Saqué una tarjeta del bolso y se la entregué, avanzando unos pocos pasos.

– V. I. Warshawski. Servicios de investigaciones financieras. Si hiciera el favor de decirle que estoy aquí, no le entretendré más de media hora.

No me invitó a entrar, sino que tomó la tarjeta con desgana y volvió hacia el interior de la casa. Eché un vistazo a las casas de ventanas cerradas que había a un lado y otro de la calle. Lo tercero que se advierte en la periferia es que podrías estar en la luna. En un barrio de ciudad o de pueblo, aletearían los visillos cuando los vecinos intentaran ver a aquella desconocida que venía a ver a los Chigwell. A continuación vendrían las llamadas telefónicas y los comentarios en la lavandería. «Sí, su sobrina. Ya sabes, la que se mudó a vivir a Arizona hace un montón de años.» Aquí, ni una sola cortina se estremeció. Ninguna voz chillona anunció la presencia de críos pequeños recreando guerra y paz. Tuve la incómoda sensación de que con todo su ruido y su mugre, prefería la ciudad.

La Srta. Chigwell volvió a materializarse en la puerta.

– El Dr. Chigwell ha salido.

– ¿Ha sido un tanto repentino, no? ¿Cuándo cree usted que volverá?

– No… no me lo ha dicho. Será un buen rato.

– Entonces esperaré un buen rato -dije apaciblemente-. ¿Va a invitarme a pasar o prefiere que espere en el coche?

– Será mejor que se vaya -dijo intensificando el ceño-. No desea hablar con usted.

– ¿Cómo lo sabe, señora? Si no está, no le ha podido decir nada de mí.

– Yo sé con quién desea y no desea hablar mi hermano. Y si quisiera verla me lo habría dicho -cerró la puerta con toda la fuerza que pudo, dada la edad de ambas y la gruesa moqueta del suelo.

Volví al coche y lo trasladé a un lugar donde fuera claramente visible desde la puerta. La emisora WNIV estaba radiando un ciclo de canciones de Hugo Wolf. Me recosté en el asiento, con los ojos entornados, escuchando la voz aterciopelada de Kathleen Battle, preguntándome qué sería lo que ponía tan nervioso a Curtís Chigwell de hablar con una investigadora.

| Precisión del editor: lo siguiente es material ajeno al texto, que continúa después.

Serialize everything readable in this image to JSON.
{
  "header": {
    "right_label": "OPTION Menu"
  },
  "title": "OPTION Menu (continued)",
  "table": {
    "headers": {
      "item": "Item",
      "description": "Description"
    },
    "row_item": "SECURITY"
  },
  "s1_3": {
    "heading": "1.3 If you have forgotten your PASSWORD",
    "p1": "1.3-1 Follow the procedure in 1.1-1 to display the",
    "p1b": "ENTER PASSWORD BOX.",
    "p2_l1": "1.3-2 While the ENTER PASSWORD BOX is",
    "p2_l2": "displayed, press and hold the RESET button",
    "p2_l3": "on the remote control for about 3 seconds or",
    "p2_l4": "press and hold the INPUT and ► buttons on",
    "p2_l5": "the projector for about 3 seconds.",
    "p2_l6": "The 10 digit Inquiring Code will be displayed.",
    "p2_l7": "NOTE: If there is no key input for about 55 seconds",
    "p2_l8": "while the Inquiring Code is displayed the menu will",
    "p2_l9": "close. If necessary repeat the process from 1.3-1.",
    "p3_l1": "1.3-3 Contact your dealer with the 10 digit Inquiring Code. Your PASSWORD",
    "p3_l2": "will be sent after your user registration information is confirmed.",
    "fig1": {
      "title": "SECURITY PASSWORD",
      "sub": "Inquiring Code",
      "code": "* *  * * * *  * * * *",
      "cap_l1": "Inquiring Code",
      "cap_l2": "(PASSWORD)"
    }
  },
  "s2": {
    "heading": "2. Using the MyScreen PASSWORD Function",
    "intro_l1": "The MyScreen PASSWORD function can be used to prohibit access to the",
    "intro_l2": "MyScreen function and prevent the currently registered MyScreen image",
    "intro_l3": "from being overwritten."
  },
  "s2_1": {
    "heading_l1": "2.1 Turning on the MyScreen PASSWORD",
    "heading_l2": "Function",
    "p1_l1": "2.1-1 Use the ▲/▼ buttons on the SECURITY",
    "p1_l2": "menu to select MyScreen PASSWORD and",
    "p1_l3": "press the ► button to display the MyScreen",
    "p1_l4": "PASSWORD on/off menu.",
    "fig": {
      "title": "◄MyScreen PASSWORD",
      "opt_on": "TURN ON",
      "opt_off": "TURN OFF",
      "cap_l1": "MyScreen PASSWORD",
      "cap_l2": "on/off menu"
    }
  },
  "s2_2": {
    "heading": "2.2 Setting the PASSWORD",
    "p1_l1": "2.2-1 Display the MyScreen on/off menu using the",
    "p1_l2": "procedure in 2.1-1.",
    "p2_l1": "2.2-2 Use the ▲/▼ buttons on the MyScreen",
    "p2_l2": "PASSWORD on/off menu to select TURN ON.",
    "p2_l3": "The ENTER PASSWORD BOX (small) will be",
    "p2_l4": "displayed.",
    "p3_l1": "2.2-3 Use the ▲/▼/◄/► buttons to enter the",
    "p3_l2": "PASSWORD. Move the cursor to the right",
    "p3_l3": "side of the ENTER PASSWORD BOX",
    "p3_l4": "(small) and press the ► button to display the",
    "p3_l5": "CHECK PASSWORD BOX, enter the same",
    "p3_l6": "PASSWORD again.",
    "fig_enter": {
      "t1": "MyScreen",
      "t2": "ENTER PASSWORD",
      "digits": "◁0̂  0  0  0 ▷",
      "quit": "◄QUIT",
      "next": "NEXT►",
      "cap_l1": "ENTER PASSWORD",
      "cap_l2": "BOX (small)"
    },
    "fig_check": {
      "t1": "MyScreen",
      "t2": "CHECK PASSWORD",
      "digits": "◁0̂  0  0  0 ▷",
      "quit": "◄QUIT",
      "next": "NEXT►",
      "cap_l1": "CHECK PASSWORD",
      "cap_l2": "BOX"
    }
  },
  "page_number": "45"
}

En la media hora que estuve esperando vi una persona pasar por la calle. Empezaba a tener la impresión de hallarme en un decorado cinematográfico y no formar parte en modo alguno de la comunidad humana, cuando la Srta. Chigwell apareció en el camino de losas. Avanzó resuelta hacia el coche, su cuerpo delgado rígido como el armazón de un paraguas e igualmente huesudo. Me bajé cortésmente.

– Tengo que pedirle que se vaya, joven.

Sacudí la cabeza.

– Estoy en propiedad pública, señora. No hay ley que me prohíba estar aquí. No tengo la música a todo volumen ni estoy vendiendo droga ni haciendo nada que la ley pueda considerar una molestia.